We presented a methodology for building a long-distance cargo-haulage performance index, named Logistic Composite Index (LCI). In this context, the LCI brings the novelty of incorporating partially Non-Discretionary (pND) measures in Double-Frontier Data Envelopment Analysis (DEA), Slack-Based Measure (SBM) under Variable Return to Scale (VRS) assumption to study Green Transport Corridors and its routes.

For deepening the discussion about the impact of the partial non-discretionarily treatment, we also ran the model considering two other possibilities: (1) route transport distances as controllable measures (inputs), i.e., assuming decision-makers and policy-makers have the possibility of shortening the physical transport distance between producers and exporting ports, without any external constraints (this was the most adopted assumption in previous studies); (2) route transport distances as totally non-discretionary (tND), i.e., assuming decision-makers and policy-makers have no possibility of shortening the physical transport distance between producers and exporting ports.
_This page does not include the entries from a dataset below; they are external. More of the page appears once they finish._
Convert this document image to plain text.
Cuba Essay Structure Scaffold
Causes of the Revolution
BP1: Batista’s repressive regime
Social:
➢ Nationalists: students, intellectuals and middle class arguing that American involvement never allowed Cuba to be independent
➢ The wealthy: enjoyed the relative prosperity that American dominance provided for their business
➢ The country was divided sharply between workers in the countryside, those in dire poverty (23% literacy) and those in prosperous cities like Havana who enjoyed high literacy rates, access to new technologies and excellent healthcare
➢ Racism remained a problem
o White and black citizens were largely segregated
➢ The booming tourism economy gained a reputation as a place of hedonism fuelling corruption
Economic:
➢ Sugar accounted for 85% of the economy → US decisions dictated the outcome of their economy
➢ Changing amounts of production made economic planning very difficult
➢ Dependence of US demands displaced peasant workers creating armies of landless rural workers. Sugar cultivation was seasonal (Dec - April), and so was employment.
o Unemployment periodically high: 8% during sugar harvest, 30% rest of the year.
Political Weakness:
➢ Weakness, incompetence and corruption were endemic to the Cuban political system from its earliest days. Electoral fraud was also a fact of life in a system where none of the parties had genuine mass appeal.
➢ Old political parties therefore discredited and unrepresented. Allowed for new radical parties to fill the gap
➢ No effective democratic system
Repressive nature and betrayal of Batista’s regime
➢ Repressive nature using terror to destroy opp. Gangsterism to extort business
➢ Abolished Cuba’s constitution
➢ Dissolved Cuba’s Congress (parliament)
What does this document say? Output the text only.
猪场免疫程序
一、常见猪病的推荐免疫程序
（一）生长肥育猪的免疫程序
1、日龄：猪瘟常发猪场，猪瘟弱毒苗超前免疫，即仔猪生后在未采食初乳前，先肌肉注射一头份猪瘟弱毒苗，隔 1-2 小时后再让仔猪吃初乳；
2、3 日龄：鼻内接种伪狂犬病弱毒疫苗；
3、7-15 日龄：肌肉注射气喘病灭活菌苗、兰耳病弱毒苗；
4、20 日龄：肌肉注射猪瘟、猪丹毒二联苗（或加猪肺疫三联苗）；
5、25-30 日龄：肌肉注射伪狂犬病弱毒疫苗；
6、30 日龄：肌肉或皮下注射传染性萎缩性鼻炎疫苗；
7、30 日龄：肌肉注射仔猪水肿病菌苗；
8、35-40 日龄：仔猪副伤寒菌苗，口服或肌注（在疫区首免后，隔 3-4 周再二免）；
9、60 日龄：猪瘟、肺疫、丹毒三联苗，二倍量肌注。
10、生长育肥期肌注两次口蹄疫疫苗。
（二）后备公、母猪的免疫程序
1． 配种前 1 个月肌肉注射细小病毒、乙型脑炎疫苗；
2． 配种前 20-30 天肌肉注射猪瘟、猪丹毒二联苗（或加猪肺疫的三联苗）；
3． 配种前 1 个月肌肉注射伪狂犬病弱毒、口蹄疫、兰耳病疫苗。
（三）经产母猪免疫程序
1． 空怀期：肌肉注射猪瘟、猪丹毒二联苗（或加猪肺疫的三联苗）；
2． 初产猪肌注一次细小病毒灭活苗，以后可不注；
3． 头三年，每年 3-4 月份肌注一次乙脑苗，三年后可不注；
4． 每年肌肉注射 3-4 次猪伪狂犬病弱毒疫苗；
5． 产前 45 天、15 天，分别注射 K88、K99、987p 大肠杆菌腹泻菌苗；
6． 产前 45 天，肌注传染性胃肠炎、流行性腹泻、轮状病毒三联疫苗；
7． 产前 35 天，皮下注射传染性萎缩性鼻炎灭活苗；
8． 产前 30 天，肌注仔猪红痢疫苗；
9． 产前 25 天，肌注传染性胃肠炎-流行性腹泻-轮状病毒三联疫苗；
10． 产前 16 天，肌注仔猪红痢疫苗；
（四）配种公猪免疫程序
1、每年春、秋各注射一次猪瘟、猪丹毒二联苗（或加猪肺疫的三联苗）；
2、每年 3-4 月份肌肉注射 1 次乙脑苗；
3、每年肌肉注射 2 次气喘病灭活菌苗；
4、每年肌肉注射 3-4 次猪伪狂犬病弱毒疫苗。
They are completely limited by external constraints.

The three results were aligned to the previous literature, pointing routes and corridors in Southern Brazil more efficient than those in the Northern and North-eastern. But treating the length of the route as a partially Non-Discretionary (pND) measure proved to be more accurate, mainly when calculating the percentages of variation to achieve the goals to be in the frontier. Once the top-ranked DMUs under the pND assumption also presented better-ranked positions under controllable assumptions. They these DMUs presented worse-ranked positions under the tND-distance assumption. Also, both assumptions (tND and controllable) are not achievable in real life for the studied context.

For creating a Green Transport Corridor’s (GTC) index and avoiding the lower number of GTCs, we considered the routes as DMUs, computed the LCIs, and aggregated the routes’ LCIs of each GTC, through an arithmetic average. Although the GTC values are useful for fast visualization and understanding, DMU’s results should be considered when planning efforts for improving GTC’s efficiency as well as promoting regional development.

For future investigations, in terms of application, we recommend studies focused on the logistic operators, such as related to the availability of return freight. We also recommend the use of big data and real-time logistic data, when they are available. This application can improve the model developed through the incorporation of other techniques, such as hierarchical network models and deep learning. For example, we recommend the development of a model where the discretionary level of measure could be customized for each DMU. This way, the same model could assume (for the same measure) a higher discretionary level for those DMUs where the measure is less externally constrained. Once the data is available, the discretionary level of each DMU could be calculated through deep learning and other techniques. Similarly, it is also possible to improve the aggregation method from routes to corridors, such as proposing (dynamic) network-DEA and hierarchical-DEA models. Finally, we suggest for future studies to investigate the impact of the dispersion of the data (standard-deviation) on the efficiency results, and other aggregation methods or Network models applied to evaluate the GTCs.